- 1925 sheet music cover, Leo Feist, New York
- Genre: Jazz
- Style: Foxtrot
- Form: Dance song
- Published: 1925: New York
- Publisher: Leo Feist
- Recorded: September 16, 1925: New York

= Charlestonette =

1925 jazz composition by Paul Whiteman and Fred Rose

"Charlestonette" is a 1925 jazz composition by jazz musician and bandleader Paul Whiteman and Fred Rose. The song was released as a 78 single by Paul Whiteman and His Orchestra.

==Background==

The composition was published by Leo Feist in New York. Paul Whiteman recorded the song on September 16, 1925 in New York. The song was released as Victor 19785 backed with "Ida-I Do" in 1925 by Paul Whiteman and His Orchestra. Ben Selvin's Dance Orchestra and Bennie Krueger and His Orchestra, as Brunswick 2948, also recorded the song in 1925.
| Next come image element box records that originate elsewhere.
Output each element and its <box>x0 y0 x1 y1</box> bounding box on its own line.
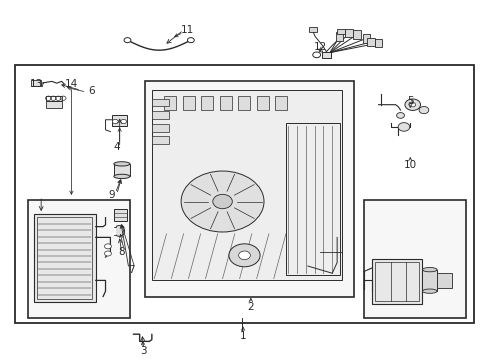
Polygon shape <box>275 96 287 110</box>
Polygon shape <box>366 38 374 46</box>
Polygon shape <box>152 124 168 132</box>
Polygon shape <box>163 96 176 110</box>
Polygon shape <box>152 90 341 280</box>
Polygon shape <box>152 99 168 107</box>
Polygon shape <box>152 136 168 144</box>
Text: 13: 13 <box>30 79 43 89</box>
Ellipse shape <box>114 162 130 166</box>
Ellipse shape <box>422 289 436 293</box>
Polygon shape <box>321 51 330 58</box>
Text: 3: 3 <box>140 346 146 356</box>
Circle shape <box>212 194 232 209</box>
Text: 12: 12 <box>313 42 326 52</box>
Text: 14: 14 <box>64 79 78 89</box>
Polygon shape <box>27 200 130 318</box>
Circle shape <box>396 113 404 118</box>
Circle shape <box>228 244 260 267</box>
Text: 9: 9 <box>108 190 115 201</box>
Polygon shape <box>422 270 436 291</box>
Polygon shape <box>362 34 369 42</box>
Circle shape <box>181 171 264 232</box>
Polygon shape <box>45 101 61 108</box>
Text: 6: 6 <box>88 86 95 96</box>
Ellipse shape <box>114 226 124 236</box>
Polygon shape <box>144 81 353 297</box>
Circle shape <box>238 251 250 260</box>
Circle shape <box>124 38 131 42</box>
Polygon shape <box>182 96 194 110</box>
Polygon shape <box>152 111 168 119</box>
Polygon shape <box>371 259 422 304</box>
Polygon shape <box>308 27 316 32</box>
Circle shape <box>397 123 409 131</box>
Circle shape <box>121 120 126 124</box>
Circle shape <box>409 103 415 107</box>
Text: 2: 2 <box>247 302 254 312</box>
Polygon shape <box>256 96 268 110</box>
Text: 7: 7 <box>128 265 134 275</box>
Text: 10: 10 <box>403 159 416 170</box>
Polygon shape <box>201 96 213 110</box>
Polygon shape <box>436 273 451 288</box>
Circle shape <box>312 52 320 58</box>
Polygon shape <box>374 39 382 47</box>
Polygon shape <box>345 29 352 37</box>
Polygon shape <box>335 32 343 41</box>
Ellipse shape <box>114 174 130 179</box>
Circle shape <box>418 107 428 114</box>
Circle shape <box>104 244 111 249</box>
Polygon shape <box>31 80 41 86</box>
Polygon shape <box>363 200 466 318</box>
Circle shape <box>404 99 420 111</box>
Text: 4: 4 <box>113 141 120 152</box>
Ellipse shape <box>422 267 436 272</box>
Polygon shape <box>34 214 96 302</box>
Text: 5: 5 <box>406 96 413 106</box>
Polygon shape <box>238 96 250 110</box>
Polygon shape <box>112 116 127 126</box>
Polygon shape <box>15 65 473 323</box>
Polygon shape <box>219 96 231 110</box>
Text: 1: 1 <box>239 331 246 341</box>
Polygon shape <box>114 164 130 176</box>
Text: 11: 11 <box>180 25 193 35</box>
Circle shape <box>187 38 194 42</box>
Text: 8: 8 <box>118 247 124 257</box>
Polygon shape <box>114 209 127 221</box>
Polygon shape <box>352 31 360 39</box>
Circle shape <box>112 120 118 124</box>
Circle shape <box>104 251 111 256</box>
Polygon shape <box>336 30 344 34</box>
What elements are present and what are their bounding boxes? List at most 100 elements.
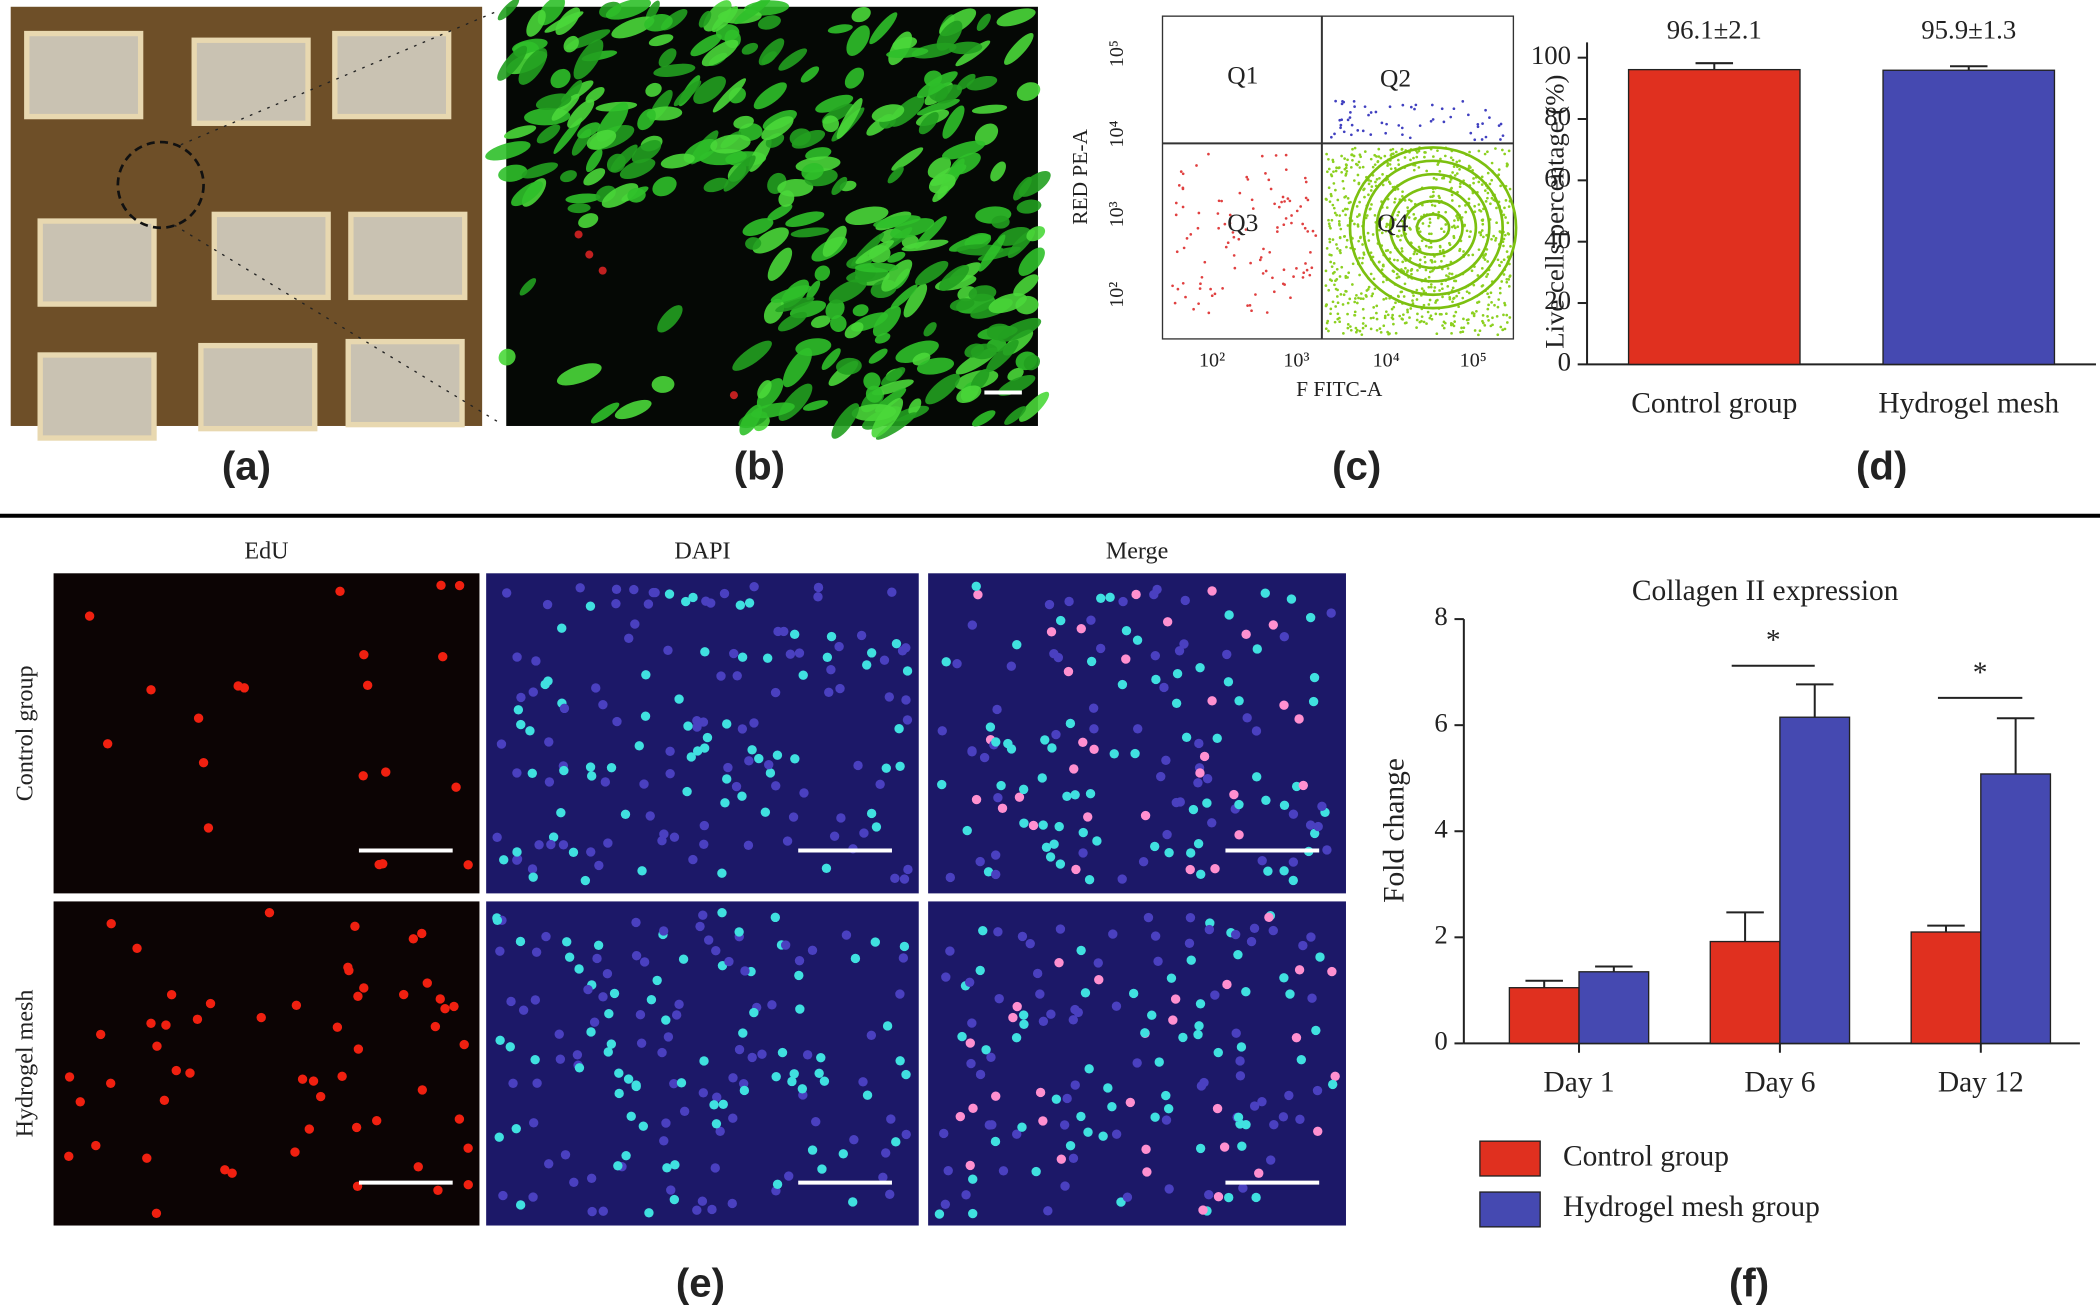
event-dot (1484, 200, 1488, 203)
nucleus (747, 1052, 757, 1063)
nucleus (698, 910, 708, 920)
nucleus (161, 1020, 171, 1030)
event-dot (1400, 247, 1404, 250)
nucleus (1076, 623, 1086, 634)
event-dot (1286, 197, 1290, 200)
y-tick-label: 10² (1106, 282, 1128, 308)
nucleus (695, 921, 705, 932)
nucleus (941, 657, 951, 667)
nucleus (1108, 929, 1118, 939)
nucleus (1196, 869, 1206, 880)
event-dot (1498, 291, 1502, 295)
nucleus (659, 829, 669, 839)
event-dot (1397, 163, 1401, 166)
nucleus (715, 1126, 725, 1137)
bar (1578, 971, 1650, 1045)
event-dot (1181, 172, 1185, 176)
nucleus (701, 596, 711, 606)
y-tick-label: 80 (1544, 101, 1571, 131)
live-cell (790, 227, 830, 238)
live-cell (916, 98, 960, 116)
mesh-pore (211, 211, 331, 301)
nucleus (598, 699, 608, 710)
nucleus (417, 1085, 428, 1095)
nucleus (586, 847, 596, 857)
event-dot (1360, 292, 1363, 295)
nucleus (709, 1100, 719, 1110)
event-dot (1390, 316, 1394, 319)
live-cell (830, 315, 847, 332)
nucleus (841, 930, 852, 940)
event-dot (1433, 286, 1437, 289)
event-dot (1401, 103, 1405, 107)
nucleus (1328, 1079, 1338, 1090)
quadrant-label: Q3 (1227, 208, 1258, 237)
live-cell (871, 379, 914, 396)
event-dot (1388, 182, 1392, 185)
nucleus (838, 1149, 848, 1159)
nucleus (350, 921, 360, 931)
live-cell (934, 84, 963, 104)
event-dot (1401, 318, 1404, 321)
x-tick-label: 10² (1199, 349, 1225, 371)
nucleus (934, 1209, 945, 1219)
event-dot (1415, 298, 1419, 301)
event-dot (1435, 178, 1438, 181)
nucleus (1116, 1197, 1126, 1207)
event-dot (1346, 158, 1349, 162)
live-cell (814, 265, 831, 281)
event-dot (1501, 134, 1505, 138)
event-dot (1488, 182, 1492, 186)
event-dot (1505, 164, 1509, 168)
nucleus (151, 1208, 162, 1218)
event-dot (1452, 297, 1455, 300)
event-dot (1249, 261, 1252, 265)
nucleus (1307, 993, 1317, 1003)
nucleus (1085, 789, 1096, 799)
event-dot (1468, 150, 1471, 154)
event-dot (1339, 227, 1343, 231)
nucleus (1096, 593, 1106, 603)
event-dot (1339, 251, 1342, 255)
event-dot (1493, 303, 1496, 307)
event-dot (1385, 310, 1388, 314)
event-dot (1415, 288, 1419, 292)
live-cell (831, 176, 848, 196)
event-dot (1501, 328, 1505, 332)
nucleus (1047, 743, 1057, 753)
live-cell (767, 204, 793, 221)
nucleus (1130, 748, 1140, 759)
event-dot (1396, 187, 1400, 191)
nucleus (965, 1160, 975, 1171)
nucleus (1069, 764, 1079, 774)
nucleus (512, 847, 522, 857)
event-dot (1409, 257, 1412, 260)
nucleus (353, 1044, 364, 1054)
live-cell (770, 285, 812, 303)
event-dot (1335, 267, 1339, 271)
event-dot (1410, 267, 1414, 271)
mesh-pore (332, 30, 452, 120)
event-dot (1499, 325, 1503, 329)
nucleus (1295, 1114, 1305, 1124)
event-dot (1420, 319, 1423, 323)
nucleus (1268, 620, 1278, 630)
nucleus (1186, 848, 1196, 858)
event-dot (1273, 202, 1276, 206)
nucleus (1089, 744, 1099, 754)
nucleus (1315, 952, 1325, 962)
nucleus (564, 952, 575, 962)
nucleus (1202, 774, 1213, 784)
nucleus (967, 746, 977, 756)
live-cell (789, 128, 811, 146)
nucleus (826, 665, 836, 675)
nucleus (353, 991, 363, 1001)
event-dot (1420, 315, 1424, 319)
event-dot (1351, 283, 1354, 286)
event-dot (1340, 102, 1344, 106)
event-dot (1371, 292, 1375, 296)
nucleus (711, 1119, 722, 1129)
nucleus (506, 996, 516, 1007)
live-cell (1016, 82, 1041, 101)
event-dot (1288, 199, 1292, 203)
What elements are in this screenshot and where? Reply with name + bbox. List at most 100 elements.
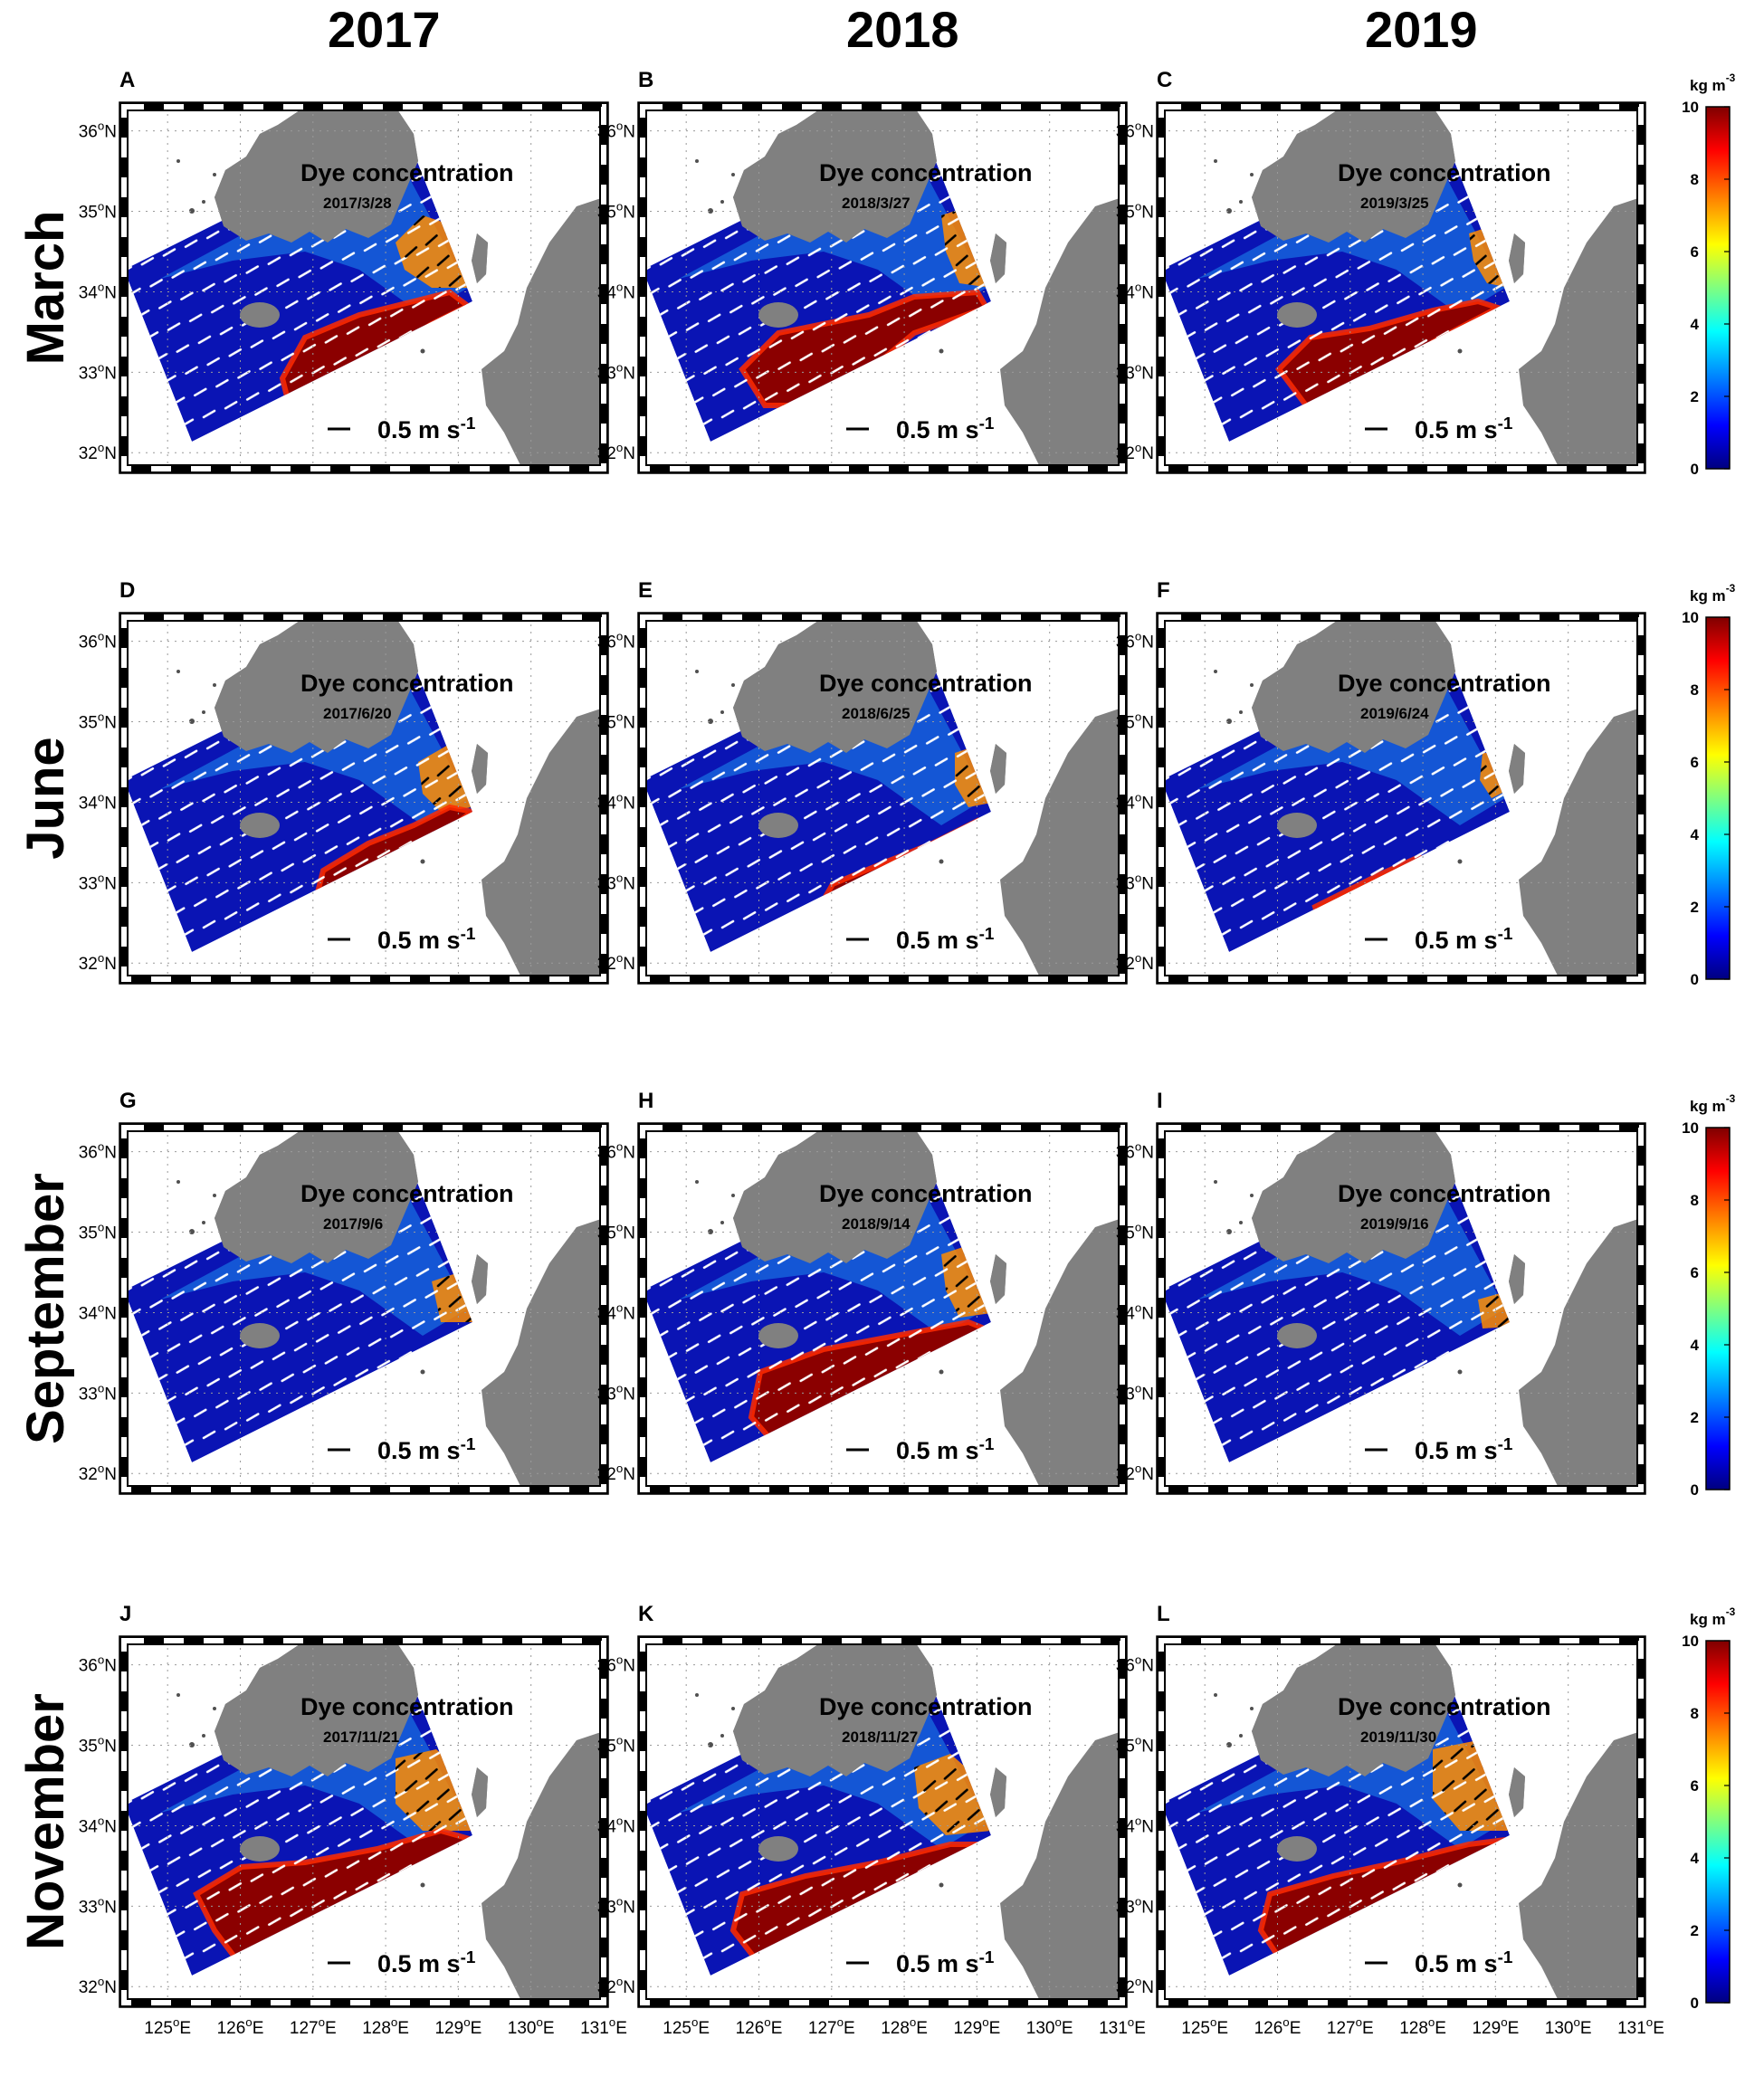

On the original Victor 78 release, Paul Whiteman's name does not appear on the songwriting credit. Only Fred Rose is credited. On the sheet music published by Leo Feist, however, both Whiteman and Rose are credited as the songwriters.

==Personnel==

- Alto Saxophone, Baritone Saxophone – Charles Strickfaden
- Alto Saxophone, Bass Clarinet, Clarinet – Chester Hazlett
- Alto Saxophone, Clarinet – Hal McLean
- Banjo – Mike Pingitore or Pingatore
- Clarinet, Tenor Saxophone – E. Lyle Sharpe
- Drums – George Marsh
- Leader, Violin – Paul Whiteman
- Piano Accordion – Mario Perry
- Piano – Harry Perrella
- Trombone – Roy Maxon, Wilbur Hall
- Trumpet – Frank D. Siegrist, Henry Busse, Ted Bartell
- Tuba – John Sperzel
- Violin – Charles Gaylord

==Sources==
- Paul Whiteman: Pioneer of American Music (Volume 1: 1890–1930), Studies in Jazz, No. 43, by Don Rayno, The Scarecrow Press, Inc., 2003.
- Pops: Paul Whiteman, King of Jazz, by Thomas A. DeLong, New Century Publishers, 1983.
- Jazz by Paul Whiteman, J. H. Sears, 1926.
- How To Be A Band Leader by Paul Whiteman and Leslie Lieber, Robert McBride & Company, 1948.